The Relationship Between Martial Arts And Religion

Martial Arts and Religion

I saw a banner the other day proclaiming the existence of a Christian martial arts association and was reminded of the relationship between martial arts and religion. It seems appropriate, with the approach of a major Christian holiday, to examine the ties between these two fields.

Although it isn’t mentioned as much these days, there was a time when Christian clergy denounced the study of martial arts as a pagan or heathenish practice. I’ve met people who didn’t want to study the arts because they thought it would force them to join an Asian religion and make them give up whatever deity they grew up with.

Is there any truth to these beliefs?

In a competition-oriented school, probably not. Arts that are popular with the NHB crowd, for instance, tend to very down to earth. You learn techniques, you learn tactics and you learn strategy. Then you practice applying them. For instance, there’s nothing even remotely resembling religion in Brazilian jujitsu or Thai kickboxing.

There might be a bit of a gray area in some other arts, such as Taiji, Aikido, or some styles of kung fu. But since we’re dealing primarily here with arts that originated in East Asia, it’s important to first note what religion means to Asians.

In the West, religion typically means a deity (or, if we’re talking about ancient civilizations, deities) that must be obeyed. In return, some external reward is offered – admission into a paradise-like afterlife or worldly advantages such as success or protection. It is a bargain: obey and worship, and collect your reward. In addition, though modern society has tempered this belief, most religions actively teach that all other religions are somehow bad or invalid and should be rejected.

But in Asia, religion and philosophy are hard to separate. A true Buddhist, for example, does not pray to Buddha or believe that pleasing Buddha will reap him any benefits. Instead, he strives to live according to a set of virtues and principals – not because Buddha cares one way or another, but because he believes it is a path to a harmonious life. Buddhism teaches practitioners to not be greedy; to be kind in both thought and deed and to avoid extremes.

While fervent Taoists might believe in any number of demigods and spirits, at core, what they really believe is that the universe follows certain principals, and once you understand how to work within the system and not fight against it, things will fall into place and you’ll be happier and healthier. Taoists try to emulate nature – always keeping things in balance, never striving too hard for any one goal and reducing the importance of one’s ego in one’s actions and thoughts.

The average Asian’s religious beliefs are a hodgepodge combination handed down from generation to generation, observing a few Buddhist holidays, living by his or her choice of Taoist principles and mixing in elements of ancestor worship and Confucianism. And nobody cares or gets offended.

In general, religious practices are often indistinguishable from a lifestyle, philosophical or ethical choice in East Asia.

Most Asian martial arts have origins that are tied to Buddhism and/or Taoism. The Shaolin Temple was known as the home to sophisticated and potent fighting form, but it was first and foremost a Buddhist temple. Many people believe Taijiquan was invented by a Taoist sage named Zhang Sanfeng.
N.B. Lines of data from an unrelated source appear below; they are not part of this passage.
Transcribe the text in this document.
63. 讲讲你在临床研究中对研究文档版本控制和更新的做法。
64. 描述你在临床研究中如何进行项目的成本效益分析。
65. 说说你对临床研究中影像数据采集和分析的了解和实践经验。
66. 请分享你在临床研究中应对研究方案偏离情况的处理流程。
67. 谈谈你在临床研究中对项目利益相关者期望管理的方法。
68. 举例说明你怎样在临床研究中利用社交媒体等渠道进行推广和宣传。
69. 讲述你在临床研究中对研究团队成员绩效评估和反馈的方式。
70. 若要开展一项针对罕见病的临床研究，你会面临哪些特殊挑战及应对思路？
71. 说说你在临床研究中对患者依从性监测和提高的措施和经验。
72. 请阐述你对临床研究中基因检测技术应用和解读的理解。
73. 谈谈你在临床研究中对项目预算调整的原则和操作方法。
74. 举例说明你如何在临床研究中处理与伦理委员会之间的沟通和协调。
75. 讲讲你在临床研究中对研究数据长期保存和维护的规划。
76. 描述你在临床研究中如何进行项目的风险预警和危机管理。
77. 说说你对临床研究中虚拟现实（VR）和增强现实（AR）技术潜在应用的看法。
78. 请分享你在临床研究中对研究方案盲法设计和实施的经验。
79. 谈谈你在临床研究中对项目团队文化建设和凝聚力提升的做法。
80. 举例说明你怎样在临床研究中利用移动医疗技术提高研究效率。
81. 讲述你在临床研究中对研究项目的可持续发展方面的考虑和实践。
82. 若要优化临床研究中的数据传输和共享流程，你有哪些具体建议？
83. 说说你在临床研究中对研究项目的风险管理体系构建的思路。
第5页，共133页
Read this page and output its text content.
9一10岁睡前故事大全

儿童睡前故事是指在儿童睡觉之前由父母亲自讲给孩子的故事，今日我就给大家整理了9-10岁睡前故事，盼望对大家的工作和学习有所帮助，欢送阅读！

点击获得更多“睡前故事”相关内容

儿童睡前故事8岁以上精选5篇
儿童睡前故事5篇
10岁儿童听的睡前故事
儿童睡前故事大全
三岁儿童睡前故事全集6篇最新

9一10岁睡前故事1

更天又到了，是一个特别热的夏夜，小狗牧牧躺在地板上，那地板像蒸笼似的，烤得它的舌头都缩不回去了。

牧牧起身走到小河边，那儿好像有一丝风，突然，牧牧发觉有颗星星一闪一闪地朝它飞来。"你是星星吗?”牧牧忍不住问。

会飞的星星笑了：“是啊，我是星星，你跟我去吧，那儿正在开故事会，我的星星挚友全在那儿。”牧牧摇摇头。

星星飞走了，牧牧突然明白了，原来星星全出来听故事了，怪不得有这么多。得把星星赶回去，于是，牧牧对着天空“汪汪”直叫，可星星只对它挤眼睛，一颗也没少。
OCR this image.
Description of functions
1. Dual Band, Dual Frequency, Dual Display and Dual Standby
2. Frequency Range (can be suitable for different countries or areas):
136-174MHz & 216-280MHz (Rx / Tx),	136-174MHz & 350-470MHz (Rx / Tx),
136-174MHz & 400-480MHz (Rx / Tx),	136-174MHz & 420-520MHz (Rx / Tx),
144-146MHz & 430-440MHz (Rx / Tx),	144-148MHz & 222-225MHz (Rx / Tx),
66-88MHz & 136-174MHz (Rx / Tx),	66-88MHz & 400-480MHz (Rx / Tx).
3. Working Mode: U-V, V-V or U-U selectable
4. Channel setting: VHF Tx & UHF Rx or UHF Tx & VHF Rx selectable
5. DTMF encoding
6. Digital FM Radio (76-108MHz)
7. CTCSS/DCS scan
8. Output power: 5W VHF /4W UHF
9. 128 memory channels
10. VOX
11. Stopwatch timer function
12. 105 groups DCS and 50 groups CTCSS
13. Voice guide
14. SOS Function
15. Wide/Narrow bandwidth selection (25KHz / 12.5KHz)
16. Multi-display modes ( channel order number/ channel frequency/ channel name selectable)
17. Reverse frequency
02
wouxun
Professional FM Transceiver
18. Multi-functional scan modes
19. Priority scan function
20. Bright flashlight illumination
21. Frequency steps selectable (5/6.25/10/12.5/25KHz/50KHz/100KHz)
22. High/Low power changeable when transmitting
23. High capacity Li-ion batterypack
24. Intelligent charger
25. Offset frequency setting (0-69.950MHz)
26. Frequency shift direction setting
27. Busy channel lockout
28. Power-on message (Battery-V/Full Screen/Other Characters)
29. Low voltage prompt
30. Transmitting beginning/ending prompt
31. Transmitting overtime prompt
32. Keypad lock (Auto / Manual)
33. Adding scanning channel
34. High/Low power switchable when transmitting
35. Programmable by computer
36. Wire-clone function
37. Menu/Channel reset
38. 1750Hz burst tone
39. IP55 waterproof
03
To my knowledge, no Buddhist or Taoist belief truly contradicts anything that is said in the Bible or Koran (though I admit that I’ve done very little study on the latter.) It is true that for many martial arts, you’ll have to understand the concept of yin, yang and balance in order to apply the techniques in a practical situation. But it’s easy to see this as a scientific principle or practical strategy.

And it’s true that at many traditional schools, there is Buddhism/Confucianism-inspired discussion of ethics and proper behavior – things such as honesty, courage and the importance of helping the helpless and disadvantaged are often stressed. What’s not Christian or anti-Muslim about that? I’m not aware of any rabbi that would object to these things.

Yet, if you asked an Asian with an incomplete grasp of Western culture or language whether or not religion and the martial arts were related, he might very well answer “yes.” In the end, though, there is nothing taught in a dojo that will clash with any religious beliefs you might have.